Abstract
Learning to read is a key stage in education that deeply changes children’s brain. Over the past twenty years, thanks to a series of behavioral and brain-imaging experiments, we have begun to understand how the brain acquires reading. Literacy “recycles” pre-existing neuronal circuits that evolved for face and object recognition and get repurposed for the fast, parallel recognition of letter strings. Recent computational modelling studies suggest a new hypothesis about the neural code for invariant recognition of written words: with training, neurons that we call “space bigrams” become tuned to a letter at a fixed approximate position relative to the beginning or the end of the word. I will present new brain-imaging data, as well as single-cell recordings in humans and even in monkeys, which supports the existence of such a neural code in the visual word form area of left ventral inferotemporal cortex. I will then describe how those findings shed new light on the various types of dyslexias and their diagnosis. I will end with a discussion of how our growing understanding of the science of learning can be applied in the classroom and support evidence-based education reforms.
Biography
Professor Stanislas Dehaene holds the Chair of Experimental Cognitive Psychology at the Collège de France in Paris. He directs the NeuroSpin centre in Saclay, south of Paris -- France's advanced neuroimaging research centre.
Stanislas Dehaene’s research investigates the neural mechanisms of human cognitive functions such as reading, calculation and language, with a particular interest for the differences between conscious and non-conscious processing, and for the impact of education on the brain. His main research findings include the discovery of automatic links between numbers and space, and the central role of the intraparietal sulcus in number sense; the operation of the ''visual word form area'', a left occipito-temporal region that plays a central role in learning to read; and the identification of physiological responses unique to conscious processing, supporting the theory of a ''global neuronal workspace'' for consciousness.
Prof. Dehaene has received numerous awards and prizes. In 2014, he was awarded the Grete Lundbeck Brain Prize, a 1 million € award (with G. Rizzolatti and T. Robbins). He is a member of nine academies: the National Academy of Sciences USA, the Royal Society, the American Philosophical Society, the Pontifical Academy of Sciences, the French Académie des Sciences, the British Academy, Academia Europae, the Royal Academies for Science and the Arts of Belgium, and the European Molecular Biology Organization EMBO. In 2023, he received his third ERC advanced grant.

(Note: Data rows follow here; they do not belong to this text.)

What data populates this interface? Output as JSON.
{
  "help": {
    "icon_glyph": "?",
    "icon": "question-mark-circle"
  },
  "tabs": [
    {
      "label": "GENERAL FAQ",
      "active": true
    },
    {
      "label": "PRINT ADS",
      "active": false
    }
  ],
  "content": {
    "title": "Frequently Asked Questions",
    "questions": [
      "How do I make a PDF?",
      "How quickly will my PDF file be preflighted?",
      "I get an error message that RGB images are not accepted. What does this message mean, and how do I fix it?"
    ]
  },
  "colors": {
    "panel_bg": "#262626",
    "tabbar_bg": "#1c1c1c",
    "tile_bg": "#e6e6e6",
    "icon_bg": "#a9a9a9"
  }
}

Prof. Dehaene is the author of several books for the general public, including The Number Sense, Reading in the Brain, Consciousness and the Brain, How We Learn and Seeing the mind, which were translated in more than fifteen languages. He has also created three television documentaries and authored more than 500 scientific publications in journals such as Science, Nature, Nature Neuroscience, and PNAS. 90 of his articles were cited more than 500 times.